Police officer Qaiser Khalid, has been organising poetry festivals for the last six years with the intent to bring harmony through literature.

| Mumbai | Published: June 28, 2017 1:47:17 am
Maharashtra news, Poet police officer, Qaiser Khalid, Qaiser Khalid's poetry festivals, Latest news, peace through literature, India news, National news, Qaiser Khalid, Inspector General of Police, in charge of the Protection of Civil Rights Wing has been organising poetry festivals for the last six years. Express

Yeh hai daur-e-hawas lekin aisa bhi kiya, Aadmi kam se kam aadmi to rahe. (Agreed, this is the age of too much desire, greed Nevertheless let us at least value our humanism)

THIS COUPLET by Indian Police Service (IPS) officer Qaiser Khalid always attracts the loudest cheer. And he never fails to recite it at his poetry festivals.

Khalid has been organising these festivals for the last six years with the intent to bring harmony through literature. A poet at heart, Khalid is also the Inspector General with the Maharashtra Police, in charge of its Protection of Civil Rights Wing.

“In policing, we are told to organise mohalla committee meetings so as to strengthen peace and harmony amongst various religious groups. While I feel those are effective, literature is a more potent tool. One can subtly instill the value of nationalism and national integration through literature,” he says. “The famous slogan “Inquilab Zindabad” given by Hasrat Mohani or “Sare jahan se achcha” written by Urdu poet Mohammed Iqbal arouse the spirit of nationalism amongst all of us. People use it every time and it is nothing but pieces of literature,” said the officer who hails from Bihar. “I, therefore, with other like-minded people decided to use the medium of poetry to spread unity.”

Pasban-e-Adab and Jashn-e-adab are the two outfits in Mumbai and Delhi, respectively, that have organised 15 such poetry events so far. They have been organised in Mumbai, Delhi, Lucknow and other parts of the country. Poets and literary figures participate with their work and also take part in the discussions organised around the recitals. “In our last mehfil held in Mumbai, we had organised a discussion on the role of Urdu in promoting national integration.
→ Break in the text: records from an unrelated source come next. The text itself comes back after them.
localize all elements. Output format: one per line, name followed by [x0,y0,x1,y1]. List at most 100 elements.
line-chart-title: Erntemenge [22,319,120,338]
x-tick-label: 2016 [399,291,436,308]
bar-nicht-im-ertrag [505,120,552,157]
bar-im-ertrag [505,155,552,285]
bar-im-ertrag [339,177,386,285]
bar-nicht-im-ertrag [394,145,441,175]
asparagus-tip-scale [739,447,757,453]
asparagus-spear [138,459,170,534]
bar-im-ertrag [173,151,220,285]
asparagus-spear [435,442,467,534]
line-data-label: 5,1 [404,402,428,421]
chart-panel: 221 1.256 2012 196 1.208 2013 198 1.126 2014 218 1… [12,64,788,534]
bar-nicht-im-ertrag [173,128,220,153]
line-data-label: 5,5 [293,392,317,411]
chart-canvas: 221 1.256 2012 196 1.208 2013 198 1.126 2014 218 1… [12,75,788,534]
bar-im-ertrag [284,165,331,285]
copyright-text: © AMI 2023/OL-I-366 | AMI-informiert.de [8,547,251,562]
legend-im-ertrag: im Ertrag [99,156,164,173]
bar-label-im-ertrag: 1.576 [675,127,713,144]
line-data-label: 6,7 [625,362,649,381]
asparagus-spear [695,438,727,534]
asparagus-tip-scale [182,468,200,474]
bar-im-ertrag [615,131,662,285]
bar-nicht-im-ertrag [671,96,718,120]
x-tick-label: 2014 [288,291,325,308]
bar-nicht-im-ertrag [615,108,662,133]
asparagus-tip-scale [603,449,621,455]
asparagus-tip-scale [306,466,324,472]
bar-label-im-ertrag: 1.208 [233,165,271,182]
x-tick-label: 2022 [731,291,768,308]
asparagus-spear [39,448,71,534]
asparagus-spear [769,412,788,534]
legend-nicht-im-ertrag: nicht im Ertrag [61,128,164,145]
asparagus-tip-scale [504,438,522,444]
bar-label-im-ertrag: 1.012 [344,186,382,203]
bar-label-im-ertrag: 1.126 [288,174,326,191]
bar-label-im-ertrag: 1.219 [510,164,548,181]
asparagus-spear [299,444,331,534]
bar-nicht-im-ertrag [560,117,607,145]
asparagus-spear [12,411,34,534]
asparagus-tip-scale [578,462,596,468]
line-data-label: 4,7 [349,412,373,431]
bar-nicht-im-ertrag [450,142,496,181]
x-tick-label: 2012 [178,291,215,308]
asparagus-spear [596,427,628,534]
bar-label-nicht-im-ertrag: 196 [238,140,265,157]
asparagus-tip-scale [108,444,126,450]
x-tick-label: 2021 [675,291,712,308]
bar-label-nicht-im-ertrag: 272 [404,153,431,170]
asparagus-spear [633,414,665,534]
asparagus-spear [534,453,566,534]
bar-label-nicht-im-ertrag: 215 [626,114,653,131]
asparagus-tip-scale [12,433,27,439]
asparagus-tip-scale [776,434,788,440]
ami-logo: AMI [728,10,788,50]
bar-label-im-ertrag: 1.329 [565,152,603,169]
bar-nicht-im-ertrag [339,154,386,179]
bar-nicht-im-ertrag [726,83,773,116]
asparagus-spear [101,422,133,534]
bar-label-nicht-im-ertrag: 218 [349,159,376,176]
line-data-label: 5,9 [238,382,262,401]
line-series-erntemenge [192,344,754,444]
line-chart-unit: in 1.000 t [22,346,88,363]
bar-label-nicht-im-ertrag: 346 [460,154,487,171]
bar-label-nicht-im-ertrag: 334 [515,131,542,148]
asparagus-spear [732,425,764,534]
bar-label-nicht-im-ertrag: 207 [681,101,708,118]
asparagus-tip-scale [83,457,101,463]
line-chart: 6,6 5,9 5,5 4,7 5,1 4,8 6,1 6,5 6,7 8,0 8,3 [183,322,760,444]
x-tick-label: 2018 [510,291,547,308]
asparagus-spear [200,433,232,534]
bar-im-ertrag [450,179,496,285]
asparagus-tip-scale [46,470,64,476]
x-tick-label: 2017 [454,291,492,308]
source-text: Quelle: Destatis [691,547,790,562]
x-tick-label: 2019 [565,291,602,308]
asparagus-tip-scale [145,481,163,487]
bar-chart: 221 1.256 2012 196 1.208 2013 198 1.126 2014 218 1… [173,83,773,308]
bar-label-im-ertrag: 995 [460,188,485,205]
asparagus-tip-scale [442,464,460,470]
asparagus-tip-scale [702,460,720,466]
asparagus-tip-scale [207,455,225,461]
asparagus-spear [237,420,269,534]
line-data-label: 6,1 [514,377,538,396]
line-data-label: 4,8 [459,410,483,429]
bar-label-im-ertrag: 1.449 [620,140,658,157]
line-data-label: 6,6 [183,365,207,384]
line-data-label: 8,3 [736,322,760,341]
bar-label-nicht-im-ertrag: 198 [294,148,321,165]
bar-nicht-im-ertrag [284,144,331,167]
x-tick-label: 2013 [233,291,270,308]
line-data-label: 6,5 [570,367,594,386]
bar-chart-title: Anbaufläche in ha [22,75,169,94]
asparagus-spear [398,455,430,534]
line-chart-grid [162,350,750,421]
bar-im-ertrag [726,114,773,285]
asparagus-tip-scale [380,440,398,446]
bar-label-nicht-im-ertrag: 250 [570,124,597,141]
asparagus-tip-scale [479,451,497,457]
The event saw a good response and people from various walks of life participated in it,” the officer says.

According to Khalid, events like these have a wider reach. “This is not only limited to certain religious groups or strata of society, literature has appeal across segments. We find participation from various groups and therefore, the message has reached to a wider audience. I think measures like these are vital policing tools,” he adds.

After success in Urdu and Hindi, Khalid plans to organise a Marathi literature festival next year. “We received lot of requests from various quarters to organise an event with Marathi poets. We are in the process of reaching out to the invitees and we will roll out the first one (event) next year,” said the 44-year-old officer.